Few weeks after birth the child was discovered a disease called traqueobroncomalacia which prevents air from reaching the lungs. Despite operations the child did not improve, but a group of researchers from the University of Michigan discovered the solution: a splint for your very special trachea, made with a 3D printer.
The tablet was designed specifically for adapt to the baby’s body. “As soon as we put the splint, the lungs began to inflate and deflate for the first time, and we learned that the child was going to be OK”, recounted Dr. Glenn Green, an associate professor of Pediatric Otolaryngology at the University of Michigan.
The problem with traditional shingles is that they modelled by hand, but that takes a long time, and templates do not conform to the patient ventilation duct.
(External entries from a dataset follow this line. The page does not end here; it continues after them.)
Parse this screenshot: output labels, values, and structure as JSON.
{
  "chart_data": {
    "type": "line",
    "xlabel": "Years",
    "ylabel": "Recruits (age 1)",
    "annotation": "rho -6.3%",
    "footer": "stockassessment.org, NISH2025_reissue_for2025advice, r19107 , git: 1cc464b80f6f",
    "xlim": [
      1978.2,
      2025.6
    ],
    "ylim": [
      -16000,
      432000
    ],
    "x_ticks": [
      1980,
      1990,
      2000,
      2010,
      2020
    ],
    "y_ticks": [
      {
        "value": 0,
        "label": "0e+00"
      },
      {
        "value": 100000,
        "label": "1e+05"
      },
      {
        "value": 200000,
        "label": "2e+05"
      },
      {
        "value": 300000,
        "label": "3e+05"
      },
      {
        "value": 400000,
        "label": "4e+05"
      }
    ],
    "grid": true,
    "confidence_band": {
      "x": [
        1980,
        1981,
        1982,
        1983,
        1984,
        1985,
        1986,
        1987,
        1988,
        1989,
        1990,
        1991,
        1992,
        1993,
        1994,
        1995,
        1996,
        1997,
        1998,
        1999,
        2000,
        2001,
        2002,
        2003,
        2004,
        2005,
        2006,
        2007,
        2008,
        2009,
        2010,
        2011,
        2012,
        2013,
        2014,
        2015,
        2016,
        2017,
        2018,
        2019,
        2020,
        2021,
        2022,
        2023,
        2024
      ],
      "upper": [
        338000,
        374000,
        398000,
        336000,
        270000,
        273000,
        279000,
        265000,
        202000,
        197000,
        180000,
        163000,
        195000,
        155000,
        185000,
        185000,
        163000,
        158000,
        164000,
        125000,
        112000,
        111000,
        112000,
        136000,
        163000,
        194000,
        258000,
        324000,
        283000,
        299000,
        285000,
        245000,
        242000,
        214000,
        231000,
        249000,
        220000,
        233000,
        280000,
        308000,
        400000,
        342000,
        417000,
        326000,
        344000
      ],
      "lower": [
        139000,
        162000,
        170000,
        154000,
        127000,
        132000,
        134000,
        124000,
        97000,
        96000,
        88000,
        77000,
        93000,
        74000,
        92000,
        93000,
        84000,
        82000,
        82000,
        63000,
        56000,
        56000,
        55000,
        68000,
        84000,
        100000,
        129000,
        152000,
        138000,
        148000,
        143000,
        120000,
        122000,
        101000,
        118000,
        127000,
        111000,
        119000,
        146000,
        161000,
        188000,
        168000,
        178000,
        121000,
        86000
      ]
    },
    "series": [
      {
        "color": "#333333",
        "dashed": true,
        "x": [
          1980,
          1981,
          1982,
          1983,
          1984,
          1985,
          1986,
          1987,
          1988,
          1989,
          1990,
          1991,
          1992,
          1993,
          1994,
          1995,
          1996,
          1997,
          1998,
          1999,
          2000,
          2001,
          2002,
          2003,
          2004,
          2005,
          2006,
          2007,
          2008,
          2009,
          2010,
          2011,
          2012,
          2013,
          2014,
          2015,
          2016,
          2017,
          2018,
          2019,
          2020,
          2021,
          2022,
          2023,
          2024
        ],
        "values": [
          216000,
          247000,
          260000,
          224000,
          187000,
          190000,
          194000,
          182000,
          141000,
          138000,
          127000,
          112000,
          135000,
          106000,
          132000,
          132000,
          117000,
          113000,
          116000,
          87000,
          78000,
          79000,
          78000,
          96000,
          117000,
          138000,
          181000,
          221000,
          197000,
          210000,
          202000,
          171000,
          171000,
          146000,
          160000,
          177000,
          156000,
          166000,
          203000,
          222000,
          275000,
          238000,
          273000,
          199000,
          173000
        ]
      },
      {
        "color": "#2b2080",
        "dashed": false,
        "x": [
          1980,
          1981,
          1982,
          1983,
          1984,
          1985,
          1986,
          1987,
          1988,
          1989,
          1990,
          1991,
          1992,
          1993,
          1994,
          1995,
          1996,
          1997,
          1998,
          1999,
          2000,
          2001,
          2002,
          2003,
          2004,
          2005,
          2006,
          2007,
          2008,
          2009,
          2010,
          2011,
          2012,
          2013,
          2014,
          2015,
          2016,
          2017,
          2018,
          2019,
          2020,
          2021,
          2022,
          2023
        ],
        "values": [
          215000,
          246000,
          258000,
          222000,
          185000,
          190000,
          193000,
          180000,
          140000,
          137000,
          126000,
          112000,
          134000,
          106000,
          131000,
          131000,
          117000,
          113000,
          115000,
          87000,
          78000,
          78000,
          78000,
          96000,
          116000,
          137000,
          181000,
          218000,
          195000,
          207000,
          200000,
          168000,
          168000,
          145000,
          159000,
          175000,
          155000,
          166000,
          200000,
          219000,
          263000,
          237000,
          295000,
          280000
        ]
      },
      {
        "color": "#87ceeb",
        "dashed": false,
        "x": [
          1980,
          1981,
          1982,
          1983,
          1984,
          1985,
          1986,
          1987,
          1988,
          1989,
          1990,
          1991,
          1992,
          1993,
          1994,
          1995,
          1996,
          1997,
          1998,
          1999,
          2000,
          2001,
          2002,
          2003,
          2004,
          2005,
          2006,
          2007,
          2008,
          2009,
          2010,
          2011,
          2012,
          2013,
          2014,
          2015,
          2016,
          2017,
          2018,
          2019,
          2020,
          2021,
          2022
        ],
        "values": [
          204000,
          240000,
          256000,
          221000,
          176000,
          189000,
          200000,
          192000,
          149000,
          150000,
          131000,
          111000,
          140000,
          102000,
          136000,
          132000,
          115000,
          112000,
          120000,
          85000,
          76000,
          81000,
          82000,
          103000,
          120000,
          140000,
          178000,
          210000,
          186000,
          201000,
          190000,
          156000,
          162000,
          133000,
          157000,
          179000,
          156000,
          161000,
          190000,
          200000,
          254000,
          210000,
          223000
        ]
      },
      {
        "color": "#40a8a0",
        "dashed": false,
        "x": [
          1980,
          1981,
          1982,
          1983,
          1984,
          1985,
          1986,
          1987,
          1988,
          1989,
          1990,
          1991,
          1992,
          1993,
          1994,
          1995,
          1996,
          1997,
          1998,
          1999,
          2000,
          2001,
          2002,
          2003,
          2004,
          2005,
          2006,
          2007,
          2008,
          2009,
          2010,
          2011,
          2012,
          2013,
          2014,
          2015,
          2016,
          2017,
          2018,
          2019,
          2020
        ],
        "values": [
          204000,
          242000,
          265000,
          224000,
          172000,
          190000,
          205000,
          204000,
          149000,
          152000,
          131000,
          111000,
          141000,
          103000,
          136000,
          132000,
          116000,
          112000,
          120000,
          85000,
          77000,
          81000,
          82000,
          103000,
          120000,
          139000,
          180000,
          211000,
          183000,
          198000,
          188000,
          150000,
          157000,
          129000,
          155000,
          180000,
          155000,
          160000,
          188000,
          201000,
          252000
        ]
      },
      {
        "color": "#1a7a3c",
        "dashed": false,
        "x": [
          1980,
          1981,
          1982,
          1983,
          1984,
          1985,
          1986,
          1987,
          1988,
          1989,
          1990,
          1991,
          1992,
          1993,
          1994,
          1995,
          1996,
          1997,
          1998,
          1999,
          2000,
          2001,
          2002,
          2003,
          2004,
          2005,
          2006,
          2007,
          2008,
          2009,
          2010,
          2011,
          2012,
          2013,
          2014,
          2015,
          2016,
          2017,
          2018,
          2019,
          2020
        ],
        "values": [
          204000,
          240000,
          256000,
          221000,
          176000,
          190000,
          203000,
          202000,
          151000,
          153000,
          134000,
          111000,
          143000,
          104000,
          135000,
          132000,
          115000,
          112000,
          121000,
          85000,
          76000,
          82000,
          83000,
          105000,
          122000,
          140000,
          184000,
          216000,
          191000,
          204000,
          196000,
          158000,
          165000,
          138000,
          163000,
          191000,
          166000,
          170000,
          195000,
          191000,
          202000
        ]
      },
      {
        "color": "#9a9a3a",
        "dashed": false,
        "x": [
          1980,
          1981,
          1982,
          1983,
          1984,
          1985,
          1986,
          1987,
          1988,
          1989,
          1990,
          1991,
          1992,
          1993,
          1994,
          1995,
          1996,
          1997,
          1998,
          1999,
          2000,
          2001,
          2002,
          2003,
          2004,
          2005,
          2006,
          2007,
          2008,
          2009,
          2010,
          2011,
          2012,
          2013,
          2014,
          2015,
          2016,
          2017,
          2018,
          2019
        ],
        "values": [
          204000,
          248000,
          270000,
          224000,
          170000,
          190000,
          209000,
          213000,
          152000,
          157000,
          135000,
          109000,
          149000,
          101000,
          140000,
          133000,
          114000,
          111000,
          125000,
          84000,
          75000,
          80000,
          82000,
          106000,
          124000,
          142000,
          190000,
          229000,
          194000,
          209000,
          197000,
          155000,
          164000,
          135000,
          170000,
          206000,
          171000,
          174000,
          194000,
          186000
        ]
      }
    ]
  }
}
Green took time working with a group of researchers in a splint made with a 3D printer, and they had created prototypes that you were preparing to assess in clinical trials.
However upon hearing of the case of this baby, they realized that the technology could save your life, and the device received the approval of emergency the administration of drugs and food (FDA).
To build the splint doctors created a precise image of the trachea and bronchus with a TAC, and using modeling computer created a splint that is perfectly adjusted around the airway.
The device, made of a material called polycaprolactone, a biodegradable polymer, It will be dissolved in 3 years. And then, the Airways of Kaiba will have grown and will not need one splint anymore. Today, with 20 months of age, Kaiba is “fantastic”, said his father.